![]() |
| Junaidi Ketua Perkumpulan Tani Merdeka Kabupaten Sumbawa, Foto Istimewa |
Sumbawa Besar, (postkotantb.com) — Perkumpulan Tani Merdeka Indonesia (TMI) menegaskan komitmennya sebagai organisasi yang berperan aktif dalam mendukung kemajuan sektor pertanian dan perikanan di Kabupaten Sumbawa. Melalui berbagai program pemberdayaan, perlindungan, serta penyaluran aspirasi masyarakat, TMI hadir sebagai wadah perjuangan petani dan nelayan.
Pernyataan tersebut disampaikan oleh Ketua Wilayah Kabupaten Sumbawa, Junaidi, yang disampaikan melalui Safrudin selaku OKK (Organisasi, Kaderisasi, dan Keanggotaan), pada Selasa (07/04/2026) di Sekretariat Dewan Pimpinan Daerah Tani Merdeka Indonesia, Gang Mangga 1 No. 31, Kelurahan Uma Sima, Kecamatan Sumbawa. Kegiatan tersebut turut didampingi oleh anggota TMI yang akrab disapa Om Robert.
Dalam paparannya, Junaidi menjelaskan bahwa TMI tidak hanya berperan dalam advokasi, tetapi juga dalam pembinaan dan pemberdayaan yang berkelanjutan bagi petani dan nelayan.
“TMI dibentuk untuk memberikan perlindungan, pembinaan, dan pemberdayaan kepada petani dan nelayan. Selain itu, kami juga berperan dalam menampung, menganalisis, dan menyalurkan aspirasi masyarakat kepada pemerintah, baik eksekutif, legislatif, maupun yudikatif,” jelasnya.
Ia menambahkan, bahwa TMI juga memiliki peran strategis dalam menyampaikan informasi, kebijakan, serta edukasi di bidang pertanian dan perikanan kepada masyarakat luas.
Peningkatan kapasitas petani dan nelayan terus didorong melalui penerapan teknologi tepat guna dan modern, mulai dari proses produksi hingga pengelolaan usaha yang berkelanjutan.

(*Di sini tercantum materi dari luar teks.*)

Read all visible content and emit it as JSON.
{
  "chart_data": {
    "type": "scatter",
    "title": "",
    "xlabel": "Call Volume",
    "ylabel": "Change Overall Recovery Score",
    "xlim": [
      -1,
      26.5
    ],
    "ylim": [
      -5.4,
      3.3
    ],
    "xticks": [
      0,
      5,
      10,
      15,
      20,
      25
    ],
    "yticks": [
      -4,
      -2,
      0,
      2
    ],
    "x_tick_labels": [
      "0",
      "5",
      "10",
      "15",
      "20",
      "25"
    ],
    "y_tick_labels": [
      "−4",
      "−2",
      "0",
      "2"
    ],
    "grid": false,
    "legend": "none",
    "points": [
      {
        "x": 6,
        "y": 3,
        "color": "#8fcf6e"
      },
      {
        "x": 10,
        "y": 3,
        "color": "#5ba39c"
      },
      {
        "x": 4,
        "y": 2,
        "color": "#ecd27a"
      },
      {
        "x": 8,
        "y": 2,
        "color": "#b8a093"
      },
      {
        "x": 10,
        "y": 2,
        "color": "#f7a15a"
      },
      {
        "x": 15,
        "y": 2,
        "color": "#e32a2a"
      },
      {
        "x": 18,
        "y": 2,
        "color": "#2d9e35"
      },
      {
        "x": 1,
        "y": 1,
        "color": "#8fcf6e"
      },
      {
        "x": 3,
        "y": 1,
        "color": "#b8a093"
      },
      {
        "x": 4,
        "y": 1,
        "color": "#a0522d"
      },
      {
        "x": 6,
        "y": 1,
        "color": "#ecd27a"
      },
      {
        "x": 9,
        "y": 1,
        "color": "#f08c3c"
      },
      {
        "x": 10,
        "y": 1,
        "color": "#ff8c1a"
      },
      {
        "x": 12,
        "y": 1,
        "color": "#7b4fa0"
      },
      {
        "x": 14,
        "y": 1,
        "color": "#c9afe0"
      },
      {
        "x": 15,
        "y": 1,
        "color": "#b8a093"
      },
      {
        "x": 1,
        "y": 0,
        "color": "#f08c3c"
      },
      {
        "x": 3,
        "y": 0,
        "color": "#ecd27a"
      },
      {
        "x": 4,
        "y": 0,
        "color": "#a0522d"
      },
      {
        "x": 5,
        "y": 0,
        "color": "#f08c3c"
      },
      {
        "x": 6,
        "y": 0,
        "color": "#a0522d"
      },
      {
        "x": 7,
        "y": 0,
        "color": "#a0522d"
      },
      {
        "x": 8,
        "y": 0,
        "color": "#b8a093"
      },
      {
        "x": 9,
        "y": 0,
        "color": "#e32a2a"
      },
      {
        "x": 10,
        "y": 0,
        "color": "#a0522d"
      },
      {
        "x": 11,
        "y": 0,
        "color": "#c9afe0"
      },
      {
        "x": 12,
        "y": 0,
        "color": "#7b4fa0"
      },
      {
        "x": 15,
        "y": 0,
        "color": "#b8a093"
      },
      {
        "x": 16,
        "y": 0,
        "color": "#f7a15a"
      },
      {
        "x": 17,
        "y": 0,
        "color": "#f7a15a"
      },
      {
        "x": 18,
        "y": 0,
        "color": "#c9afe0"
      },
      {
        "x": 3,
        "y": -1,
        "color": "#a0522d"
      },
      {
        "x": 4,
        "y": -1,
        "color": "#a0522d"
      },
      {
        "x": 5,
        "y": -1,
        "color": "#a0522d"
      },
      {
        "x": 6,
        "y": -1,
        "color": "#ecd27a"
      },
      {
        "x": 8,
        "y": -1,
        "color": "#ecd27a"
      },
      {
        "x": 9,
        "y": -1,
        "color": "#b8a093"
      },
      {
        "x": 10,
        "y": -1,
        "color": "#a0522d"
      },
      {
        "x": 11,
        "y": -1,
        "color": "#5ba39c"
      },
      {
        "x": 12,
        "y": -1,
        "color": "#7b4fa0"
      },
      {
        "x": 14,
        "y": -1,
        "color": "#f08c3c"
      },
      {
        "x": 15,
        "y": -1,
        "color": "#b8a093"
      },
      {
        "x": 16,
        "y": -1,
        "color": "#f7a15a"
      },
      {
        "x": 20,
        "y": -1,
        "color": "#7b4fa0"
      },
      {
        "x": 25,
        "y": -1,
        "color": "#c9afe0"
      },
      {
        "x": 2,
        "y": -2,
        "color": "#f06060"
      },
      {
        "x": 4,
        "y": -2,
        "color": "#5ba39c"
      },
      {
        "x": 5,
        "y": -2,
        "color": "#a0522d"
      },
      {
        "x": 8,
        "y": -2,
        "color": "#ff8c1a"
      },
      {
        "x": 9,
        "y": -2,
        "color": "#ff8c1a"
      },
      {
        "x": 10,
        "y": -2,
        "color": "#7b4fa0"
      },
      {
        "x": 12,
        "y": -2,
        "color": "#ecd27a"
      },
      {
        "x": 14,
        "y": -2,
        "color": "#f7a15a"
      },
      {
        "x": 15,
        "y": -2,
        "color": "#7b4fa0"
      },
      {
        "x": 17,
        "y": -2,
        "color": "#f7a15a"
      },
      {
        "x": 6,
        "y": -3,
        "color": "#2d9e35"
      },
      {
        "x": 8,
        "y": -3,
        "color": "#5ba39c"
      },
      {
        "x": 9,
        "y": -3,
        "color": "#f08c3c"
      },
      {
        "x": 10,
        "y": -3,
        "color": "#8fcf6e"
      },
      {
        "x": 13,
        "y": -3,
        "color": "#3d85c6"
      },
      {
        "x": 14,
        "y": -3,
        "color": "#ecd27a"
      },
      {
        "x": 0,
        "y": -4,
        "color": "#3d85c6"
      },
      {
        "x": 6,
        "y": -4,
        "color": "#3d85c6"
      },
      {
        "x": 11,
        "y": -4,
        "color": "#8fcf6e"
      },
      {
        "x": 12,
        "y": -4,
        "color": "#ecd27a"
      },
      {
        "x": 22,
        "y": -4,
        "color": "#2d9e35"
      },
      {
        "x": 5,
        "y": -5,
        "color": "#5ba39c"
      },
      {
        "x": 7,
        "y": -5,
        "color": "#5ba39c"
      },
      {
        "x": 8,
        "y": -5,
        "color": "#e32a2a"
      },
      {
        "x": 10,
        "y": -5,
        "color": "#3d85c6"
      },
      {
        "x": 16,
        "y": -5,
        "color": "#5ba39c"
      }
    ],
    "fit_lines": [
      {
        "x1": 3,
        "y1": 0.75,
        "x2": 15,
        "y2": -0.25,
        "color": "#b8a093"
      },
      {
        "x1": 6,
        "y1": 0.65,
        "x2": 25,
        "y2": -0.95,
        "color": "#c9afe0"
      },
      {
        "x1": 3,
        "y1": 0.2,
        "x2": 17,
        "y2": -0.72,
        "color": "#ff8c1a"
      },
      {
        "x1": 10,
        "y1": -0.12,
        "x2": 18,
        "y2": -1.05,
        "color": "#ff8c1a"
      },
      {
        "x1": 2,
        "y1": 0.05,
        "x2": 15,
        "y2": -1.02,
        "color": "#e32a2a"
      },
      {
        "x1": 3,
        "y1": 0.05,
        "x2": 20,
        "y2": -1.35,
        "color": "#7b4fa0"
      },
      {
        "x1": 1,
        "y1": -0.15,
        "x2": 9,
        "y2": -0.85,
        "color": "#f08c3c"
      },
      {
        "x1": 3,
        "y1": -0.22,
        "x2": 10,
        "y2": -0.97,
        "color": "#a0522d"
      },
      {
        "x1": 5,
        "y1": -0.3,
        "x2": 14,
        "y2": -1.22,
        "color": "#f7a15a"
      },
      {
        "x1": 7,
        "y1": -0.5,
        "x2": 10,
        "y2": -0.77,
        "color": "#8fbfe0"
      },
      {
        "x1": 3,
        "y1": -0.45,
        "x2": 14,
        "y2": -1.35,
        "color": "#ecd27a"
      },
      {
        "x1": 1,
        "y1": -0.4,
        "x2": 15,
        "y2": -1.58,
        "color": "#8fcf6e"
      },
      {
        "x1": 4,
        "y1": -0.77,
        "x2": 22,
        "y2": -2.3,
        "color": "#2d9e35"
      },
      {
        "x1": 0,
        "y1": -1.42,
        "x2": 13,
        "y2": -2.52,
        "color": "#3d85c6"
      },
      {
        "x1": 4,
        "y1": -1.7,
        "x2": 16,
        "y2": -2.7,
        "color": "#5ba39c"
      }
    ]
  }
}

“Kami mendorong peningkatan kapasitas petani dan nelayan melalui penerapan teknologi modern dengan tetap memperhatikan prinsip pembangunan berkelanjutan,” tambahnya.
Junaidi juga menekankan pentingnya transparansi dan keterbukaan informasi dalam menjalankan fungsi organisasi sebagai kunci dalam membangun kepercayaan publik.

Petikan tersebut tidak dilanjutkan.